Boat turnbacks critic not dealing in real world, says Dutton
Peter Dutton has lashed the UNHCR for calling Australia’s boat turnbacks dangerous and ineffective.
Home Affairs Minister Peter Dutton has lashed the UNHCR for branding Australia’s boat turnback policy as dangerous and ineffective, suggesting the global body did not “deal in the real world”.
The UN refugee agency’s Indonesia chief, Thomas Vargas, warned in The Australian today that boat turnbacks left “other countries to deal with the situation” and warned it was “ultimately not going to work”.
Bill Shorten has also maintained Labor’s support for boat turnbacks in the face of opposition in previous years from members of his frontbench, including deputy Tanya Plibersek and former leadership rival Anthony Albanese.
Mr Dutton yesterday hit back at Mr Vargas’s criticism. “The UN has never been a fan of Operation Sovereign Borders, but we deal in the real world and under Operation Sovereign Borders we have got the children out of detention who arrived under Labor as part of 50,000 people on 800 boats,” he told The Australian.
“By securing our borders we were also able to take in additional refugees, including persecuted minorities from Syria and Iraq.
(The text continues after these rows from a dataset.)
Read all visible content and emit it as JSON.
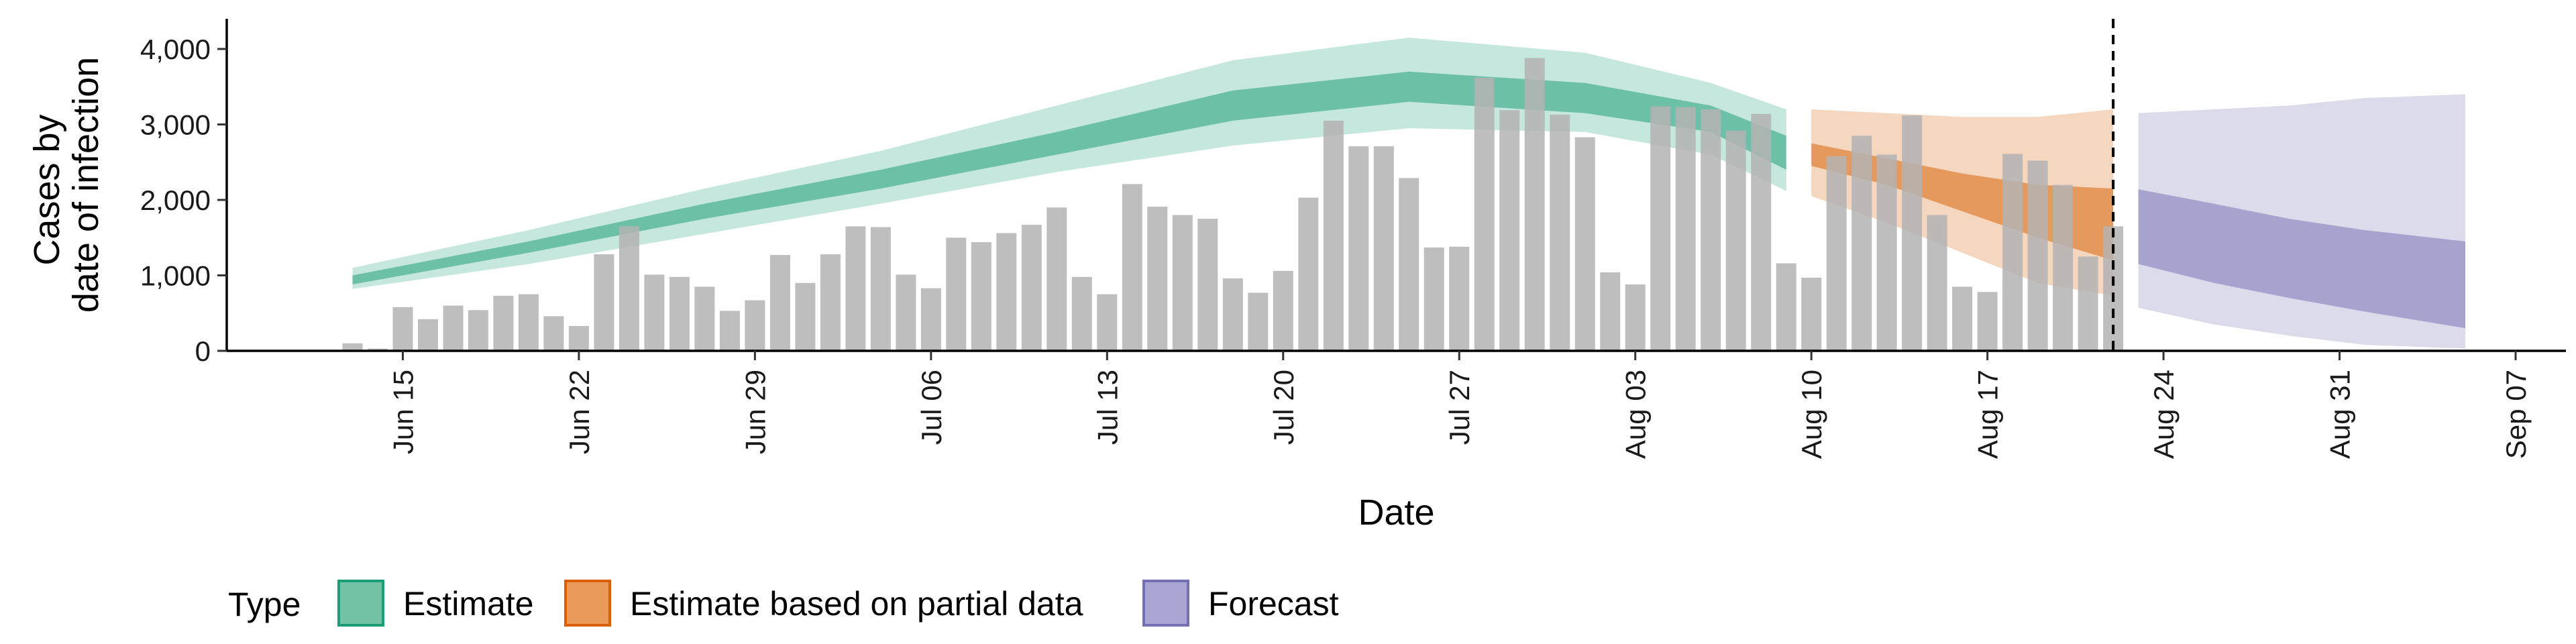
{
  "chart_data": {
    "type": "area",
    "title": "",
    "xlabel": "Date",
    "ylabel_lines": [
      "Cases by",
      "date of infection"
    ],
    "ylim": [
      0,
      4400
    ],
    "y_ticks": [
      0,
      1000,
      2000,
      3000,
      4000
    ],
    "y_tick_labels": [
      "0",
      "1,000",
      "2,000",
      "3,000",
      "4,000"
    ],
    "x_range": [
      "2020-06-08",
      "2020-09-09"
    ],
    "x_ticks": [
      "2020-06-15",
      "2020-06-22",
      "2020-06-29",
      "2020-07-06",
      "2020-07-13",
      "2020-07-20",
      "2020-07-27",
      "2020-08-03",
      "2020-08-10",
      "2020-08-17",
      "2020-08-24",
      "2020-08-31",
      "2020-09-07"
    ],
    "x_tick_labels": [
      "Jun 15",
      "Jun 22",
      "Jun 29",
      "Jul 06",
      "Jul 13",
      "Jul 20",
      "Jul 27",
      "Aug 03",
      "Aug 10",
      "Aug 17",
      "Aug 24",
      "Aug 31",
      "Sep 07"
    ],
    "cutoff_date": "2020-08-22",
    "grid": false,
    "legend_position": "bottom",
    "legend_title": "Type",
    "legend": [
      {
        "name": "Estimate",
        "fill": "#73c2a5",
        "stroke": "#1b9e77"
      },
      {
        "name": "Estimate based on partial data",
        "fill": "#eb9a5a",
        "stroke": "#d95f02"
      },
      {
        "name": "Forecast",
        "fill": "#aaa6d3",
        "stroke": "#7570b3"
      }
    ],
    "colors": {
      "estimate": "#1b9e77",
      "partial": "#d95f02",
      "forecast": "#7570b3",
      "bars": "#b3b3b3"
    },
    "reported_cases": {
      "start_date": "2020-06-13",
      "values": [
        100,
        30,
        580,
        420,
        600,
        540,
        730,
        750,
        460,
        330,
        1280,
        1650,
        1010,
        980,
        850,
        530,
        670,
        1270,
        900,
        1280,
        1650,
        1640,
        1010,
        830,
        1500,
        1440,
        1560,
        1670,
        1900,
        980,
        750,
        2210,
        1910,
        1800,
        1750,
        960,
        770,
        1060,
        2030,
        3050,
        2710,
        2710,
        2290,
        1370,
        1380,
        3620,
        3190,
        3880,
        3130,
        2830,
        1040,
        880,
        3240,
        3230,
        3200,
        2920,
        3140,
        1160,
        970,
        2580,
        2850,
        2600,
        3120,
        1800,
        850,
        780,
        2610,
        2520,
        2200,
        1250,
        1650
      ]
    },
    "estimate": {
      "dates": [
        "2020-06-13",
        "2020-06-20",
        "2020-06-27",
        "2020-07-04",
        "2020-07-11",
        "2020-07-18",
        "2020-07-25",
        "2020-08-01",
        "2020-08-06",
        "2020-08-09"
      ],
      "lower90": [
        820,
        1150,
        1550,
        1950,
        2370,
        2720,
        2950,
        2900,
        2600,
        2120
      ],
      "lower50": [
        880,
        1300,
        1750,
        2150,
        2600,
        3050,
        3300,
        3150,
        2900,
        2400
      ],
      "upper50": [
        1000,
        1450,
        1950,
        2400,
        2900,
        3450,
        3700,
        3550,
        3250,
        2850
      ],
      "upper90": [
        1100,
        1600,
        2150,
        2650,
        3250,
        3850,
        4150,
        3950,
        3550,
        3200
      ]
    },
    "partial": {
      "dates": [
        "2020-08-10",
        "2020-08-13",
        "2020-08-16",
        "2020-08-19",
        "2020-08-22"
      ],
      "lower90": [
        2050,
        1700,
        1300,
        900,
        730
      ],
      "lower50": [
        2450,
        2200,
        1850,
        1500,
        1200
      ],
      "upper50": [
        2750,
        2550,
        2350,
        2200,
        2150
      ],
      "upper90": [
        3200,
        3150,
        3100,
        3100,
        3200
      ]
    },
    "forecast": {
      "dates": [
        "2020-08-23",
        "2020-08-26",
        "2020-08-29",
        "2020-09-01",
        "2020-09-05"
      ],
      "lower90": [
        570,
        350,
        200,
        80,
        30
      ],
      "lower50": [
        1150,
        900,
        700,
        520,
        300
      ],
      "upper50": [
        2140,
        1950,
        1750,
        1600,
        1450
      ],
      "upper90": [
        3150,
        3200,
        3250,
        3350,
        3400
      ]
    }
  }
}
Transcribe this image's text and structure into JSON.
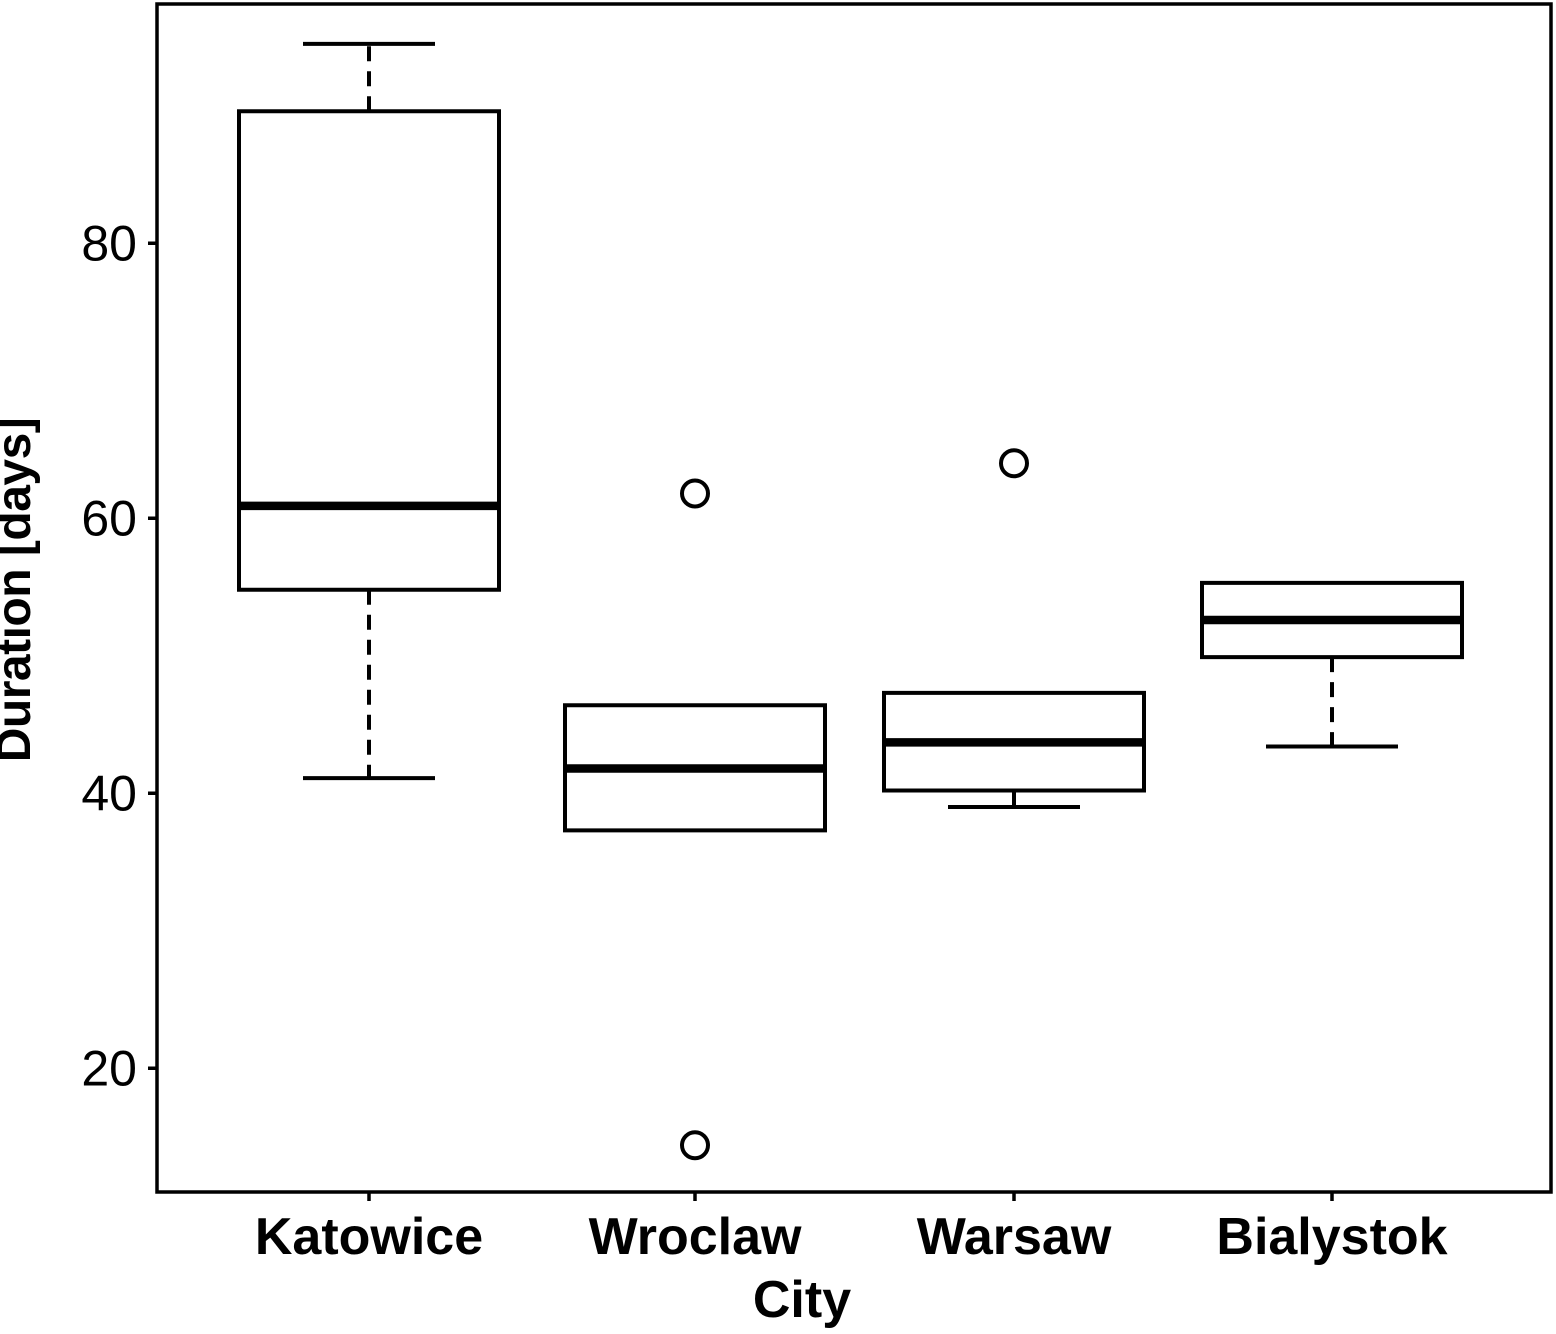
{
  "chart_data": {
    "type": "boxplot",
    "title": "",
    "xlabel": "City",
    "ylabel": "Duration [days]",
    "categories": [
      "Katowice",
      "Wroclaw",
      "Warsaw",
      "Bialystok"
    ],
    "yticks": [
      20,
      40,
      60,
      80
    ],
    "ylim": [
      11.0,
      97.4
    ],
    "grid": false,
    "boxes": [
      {
        "label": "Katowice",
        "whislo": 41.1,
        "q1": 54.8,
        "med": 60.9,
        "q3": 89.6,
        "whishi": 94.5,
        "fliers": []
      },
      {
        "label": "Wroclaw",
        "whislo": 37.3,
        "q1": 37.3,
        "med": 41.8,
        "q3": 46.4,
        "whishi": 46.4,
        "fliers": [
          61.8,
          14.4
        ]
      },
      {
        "label": "Warsaw",
        "whislo": 39.0,
        "q1": 40.2,
        "med": 43.7,
        "q3": 47.3,
        "whishi": 47.3,
        "fliers": [
          64.0
        ]
      },
      {
        "label": "Bialystok",
        "whislo": 43.4,
        "q1": 49.9,
        "med": 52.6,
        "q3": 55.3,
        "whishi": 55.3,
        "fliers": []
      }
    ],
    "colors": {
      "line": "#000000",
      "box_fill": "#ffffff",
      "background": "#ffffff"
    }
  }
}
The real threat now is the certainty of boats restarting under a Shorten Labor government.”
Former Labor foreign minister Bob Carr also dismissed the warning from Mr Vargas, arguing that “no serious person in public policy wants to see a revival of irregular migration growing by the month”.
Speaking in 2013 when he was foreign minister in the then Labor government, Mr Carr warned that asylum-seeker arrivals by boat could reach 80,000 a year — nearly half of Australia’s current migration intake of about 160,000.
Mr Carr, a former NSW premier, said yesterday the “greater humanitarian consideration” was to prevent “irregular migrants taking to sea in rotting boats” because of the influence of emboldened people smugglers.
“The practice has been stopped by a combination of the Rudd government’s introduction of offshore processing and offshore resettlement combined with the Abbott government’s successful boat turnbacks,” he said. “I think there’s a consensus across the community that this package represents the lesser evil. I think Indonesia was disadvantaged by Australia presenting itself as an east target.’’
The national co-convener for Labor for Refugees, Shane Prince, said boat turnbacks were “effective at stopping people arriving in Australia” but warned the practice did not help Australia to discharge its international obligations.
Mr Prince argued the policies adopted at the ALP national conference last month — including a commitment to take more refugees from the region — would help minimise boat turnbacks.
“Labor committed to creating an orderly pathway for people seeking asylum who are at risk of people smugglers to give them a realistic alternative to getting on boats,” he said.
He cited Immigration Department statistics, contained in a 2016 parliamentary library paper, showing that Australia had resettled only 560 UNHCR referred refugees from Indonesia during the period 2001 to February 2010.
Greens immigration spokesman Nick McKim backed Mr Vargas, saying “turnbacks have been a disaster in humanitarian terms, as well as for Australia’s international reputation”.
“They represent a complete abrogation of Australia’s legal and moral obligations to people seeking asylum,” he said.